Our approach identified Clostridium hiranonis as a “universal” C. difficile growth and toxin inhibitor that is robust to variation in C. difficile strains and nutrient environments both in vitro and in the mammalian gut. C. hiranonis has a high metabolic niche overlap with C. difficile and is also able to consume amino acids via the Stickland metabolism similar to C. difficile. We reveal that C. hiranonis blocks access of C. difficile to alternative resource niches and leads to a massive metabolic alteration in C. difficile, which in turn impacts toxin production. Consistent with in vitro results, C. hiranonis robustly ameliorated the disease severity of a C. difficile challenge in a murine model in response to two different C. difficile strains and variations in nutrient environments. Further, the inhibitory effects of C. hiranonis on C. difficile can be augmented with the addition of specific human gut bacteria. Future studies could test the protective ability of different defined communities containing C. hiranonis against C. difficile in the mammalian gut. Although there is no evidence regarding the role of C. hiranonis on CDI outcomes in humans, the presence of C. hiranonis is negatively associated with C. difficile colonization in dogs and cats 7.

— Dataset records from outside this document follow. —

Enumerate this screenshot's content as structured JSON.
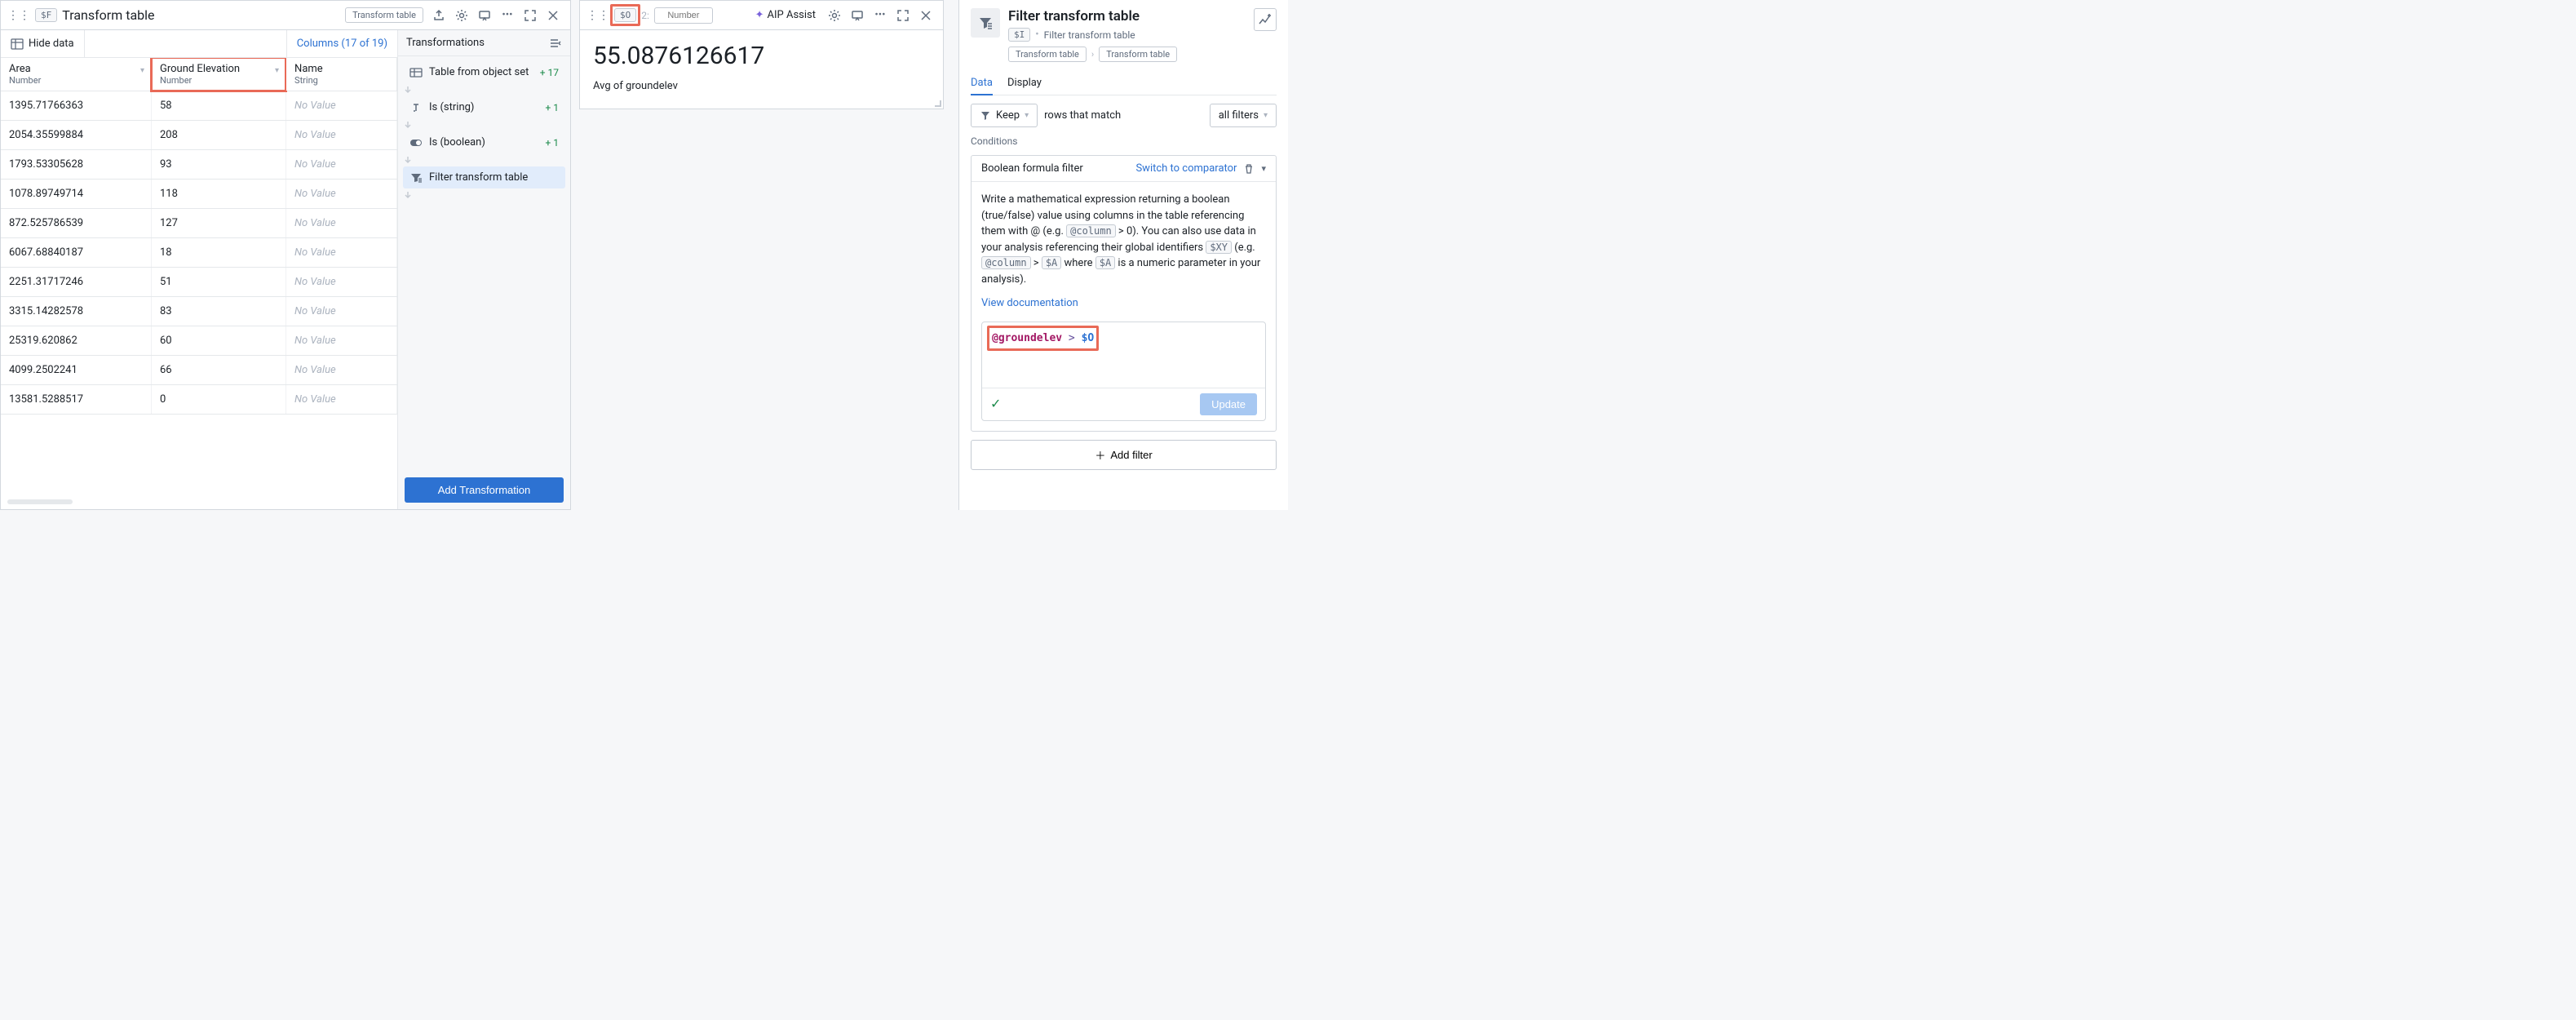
{
  "left": {
    "var": "$F",
    "title": "Transform table",
    "chip": "Transform table",
    "hide_data": "Hide data",
    "columns_link": "Columns (17 of 19)",
    "columns": [
      {
        "name": "Area",
        "type": "Number"
      },
      {
        "name": "Ground Elevation",
        "type": "Number"
      },
      {
        "name": "Name",
        "type": "String"
      }
    ],
    "rows": [
      {
        "area": "1395.71766363",
        "ge": "58",
        "name": "No Value"
      },
      {
        "area": "2054.35599884",
        "ge": "208",
        "name": "No Value"
      },
      {
        "area": "1793.53305628",
        "ge": "93",
        "name": "No Value"
      },
      {
        "area": "1078.89749714",
        "ge": "118",
        "name": "No Value"
      },
      {
        "area": "872.525786539",
        "ge": "127",
        "name": "No Value"
      },
      {
        "area": "6067.68840187",
        "ge": "18",
        "name": "No Value"
      },
      {
        "area": "2251.31717246",
        "ge": "51",
        "name": "No Value"
      },
      {
        "area": "3315.14282578",
        "ge": "83",
        "name": "No Value"
      },
      {
        "area": "25319.620862",
        "ge": "60",
        "name": "No Value"
      },
      {
        "area": "4099.2502241",
        "ge": "66",
        "name": "No Value"
      },
      {
        "area": "13581.5288517",
        "ge": "0",
        "name": "No Value"
      }
    ],
    "transforms": {
      "title": "Transformations",
      "items": [
        {
          "label": "Table from object set",
          "count": "+ 17"
        },
        {
          "label": "Is (string)",
          "count": "+ 1"
        },
        {
          "label": "Is (boolean)",
          "count": "+ 1"
        },
        {
          "label": "Filter transform table",
          "count": ""
        }
      ],
      "add": "Add Transformation"
    }
  },
  "center": {
    "var": "$O",
    "num_placeholder": "Number",
    "aip": "AIP Assist",
    "value": "55.0876126617",
    "label": "Avg of groundelev"
  },
  "right": {
    "title": "Filter transform table",
    "var": "$I",
    "meta": "Filter transform table",
    "crumbs": [
      "Transform table",
      "Transform table"
    ],
    "tabs": {
      "data": "Data",
      "display": "Display"
    },
    "keep": "Keep",
    "rows_match": "rows that match",
    "all_filters": "all filters",
    "conditions": "Conditions",
    "cond_title": "Boolean formula filter",
    "switch": "Switch to comparator",
    "help1": "Write a mathematical expression returning a boolean (true/false) value using columns in the table referencing them with @ (e.g. ",
    "help_code1": "@column",
    "help2": " > 0). You can also use data in your analysis referencing their global identifiers ",
    "help_code2": "$XY",
    "help3": " (e.g. ",
    "help_code3": "@column",
    "help4": " > ",
    "help_code4": "$A",
    "help5": " where ",
    "help_code5": "$A",
    "help6": " is a numeric parameter in your analysis).",
    "doc_link": "View documentation",
    "formula": {
      "col": "@groundelev",
      "op": ">",
      "var": "$O"
    },
    "update": "Update",
    "add_filter": "Add filter"
  }
}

Overall, we showcase our quantitative systems-biology approach to map context-dependent interactions and provide insights into the mechanisms that could enhance the robustness of inhibition across strains and environments. We demonstrate that interactions that lead to global shifts in metabolism and other cellular processes may exhibit greater robustness to environmental variability. More broadly, this framework that considers robustness as a feature could be applied to the design of anti-pathogen bacterial therapeutics beyond C. difficile.